Avignon (Vaucluse), envoyée spéciale.
Ce vendredi 13, les plaidoiries de la défense vont prendre fin dans le procès Pelicot. Maître Zavarro, « l’avocat du diable », avait ouvert la séquence avec pondération, demandant simplement à la cour criminelle d’Avignon de « s’éloigner peut-être » des réquisitions appelant à condamner Dominique Pelicot à la peine maximale de vingt ans. À sa suite, pendant deux semaines, 36 avocats ont défilé avec emphase pour minimiser la responsabilité de leurs 49 clients dans les viols subis pendant neuf ans par Gisèle Pelicot, sédatée à son insu.
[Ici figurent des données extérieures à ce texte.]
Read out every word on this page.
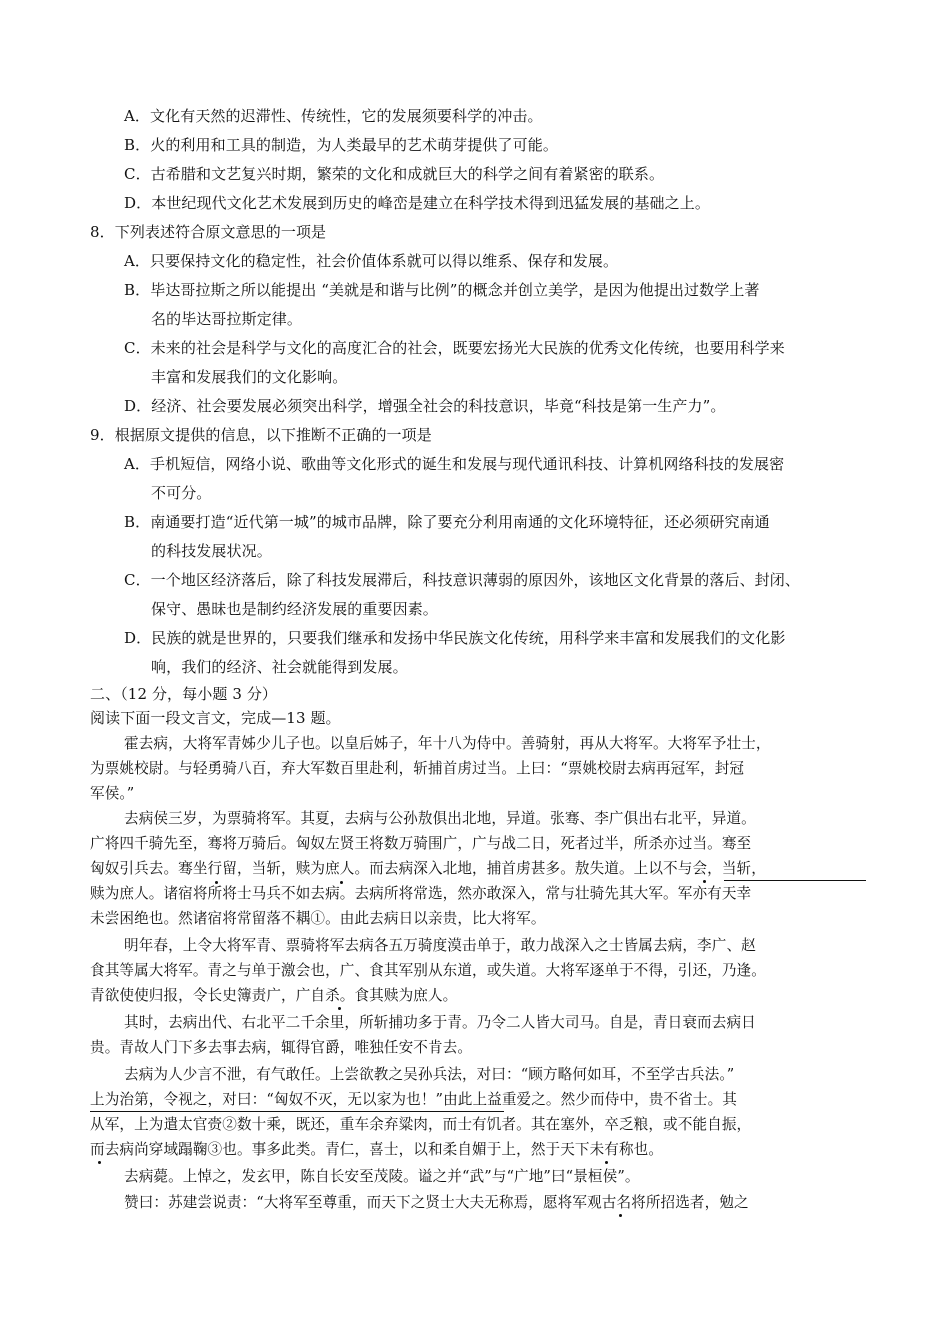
A．文化有天然的迟滞性、传统性，它的发展须要科学的冲击。
B．火的利用和工具的制造，为人类最早的艺术萌芽提供了可能。
C．古希腊和文艺复兴时期，繁荣的文化和成就巨大的科学之间有着紧密的联系。
D．本世纪现代文化艺术发展到历史的峰峦是建立在科学技术得到迅猛发展的基础之上。
8．下列表述符合原文意思的一项是
A．只要保持文化的稳定性，社会价值体系就可以得以维系、保存和发展。
B．毕达哥拉斯之所以能提出 “美就是和谐与比例”的概念并创立美学，是因为他提出过数学上著
名的毕达哥拉斯定律。
C．未来的社会是科学与文化的高度汇合的社会，既要宏扬光大民族的优秀文化传统，也要用科学来
丰富和发展我们的文化影响。
D．经济、社会要发展必须突出科学，增强全社会的科技意识，毕竟“科技是第一生产力”。
9．根据原文提供的信息，以下推断不正确的一项是
A．手机短信，网络小说、歌曲等文化形式的诞生和发展与现代通讯科技、计算机网络科技的发展密
不可分。
B．南通要打造“近代第一城”的城市品牌，除了要充分利用南通的文化环境特征，还必须研究南通
的科技发展状况。
C．一个地区经济落后，除了科技发展滞后，科技意识薄弱的原因外，该地区文化背景的落后、封闭、
保守、愚昧也是制约经济发展的重要因素。
D．民族的就是世界的，只要我们继承和发扬中华民族文化传统，用科学来丰富和发展我们的文化影
响，我们的经济、社会就能得到发展。
二、（12 分，每小题 3 分）
阅读下面一段文言文，完成—13 题。
霍去病，大将军青姊少儿子也。以皇后姊子，年十八为侍中。善骑射，再从大将军。大将军予壮士，
为票姚校尉。与轻勇骑八百，弃大军数百里赴利，斩捕首虏过当。上曰：“票姚校尉去病再冠军，封冠
军侯。”
去病侯三岁，为票骑将军。其夏，去病与公孙敖俱出北地，异道。张骞、李广俱出右北平，异道。
广将四千骑先至，骞将万骑后。匈奴左贤王将数万骑围广，广与战二日，死者过半，所杀亦过当。骞至
匈奴引兵去。骞坐行留，当斩，赎为庶人。而去病深入北地，捕首虏甚多。敖失道。上以不与会，当斩，
赎为庶人。诸宿将所将士马兵不如去病。去病所将常选，然亦敢深入，常与壮骑先其大军。军亦有天幸
未尝困绝也。然诸宿将常留落不耦①。由此去病日以亲贵，比大将军。
明年春，上令大将军青、票骑将军去病各五万骑度漠击单于，敢力战深入之士皆属去病，李广、赵
食其等属大将军。青之与单于激会也，广、食其军别从东道，或失道。大将军逐单于不得，引还，乃逢。
青欲使使归报，令长史簿责广，广自杀。食其赎为庶人。
其时，去病出代、右北平二千余里，所斩捕功多于青。乃令二人皆大司马。自是，青日衰而去病日
贵。青故人门下多去事去病，辄得官爵，唯独任安不肯去。
去病为人少言不泄，有气敢任。上尝欲教之吴孙兵法，对曰：“顾方略何如耳，不至学古兵法。”
上为治第，令视之，对曰：“匈奴不灭，无以家为也！”由此上益重爱之。然少而侍中，贵不省士。其
从军，上为遣太官赍②数十乘，既还，重车余弃粱肉，而士有饥者。其在塞外，卒乏粮，或不能自振，
而去病尚穿域蹋鞠③也。事多此类。青仁，喜士，以和柔自媚于上，然于天下未有称也。
去病薨。上悼之，发玄甲，陈自长安至茂陵。谥之并“武”与“广地”曰“景桓侯”。
赞曰：苏建尝说责：“大将军至尊重，而天下之贤士大夫无称焉，愿将军观古名将所招选者，勉之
Les robes noires, renforçant leurs voix l’une après l’autre, se confondant en un unique rouleau compresseur face aux juges, ont critiqué tour à tour « le retentissement médiatique » de ce procès, son instrumentalisation par les féministes, fustigeant la notion de consentement, le rôle pas net de la victime… et diabolisant Dominique Pelicot le « chef d’orchestre », pour dédouaner plus facilement ses auxiliaires. Quelques rares avocates ont heureusement réussi à s’écarter de ces postures caricaturales, qu’on aurait aimé être « d’un autre âge », selon l’expression du ministère public qu’il aurait pu ici réitérer.
L’ignorance
Pour maître Caroline Beveraggi, « le chaos du hall des pas perdus » du tribunal ne peut aider à un jugement serein, trop peuplé de « touristes judiciaires » selon le conseil Philippe Kaboré. « Après la « Star Academy », c’est la cour criminelle academy ! » a osé leur consœur Carine Monzat, proposant ironiquement de faire voter le public. L’avocate ne semble pas regretter le choix d’une cour criminelle en lieu et place d’une cour d’assises où officierait un jury populaire.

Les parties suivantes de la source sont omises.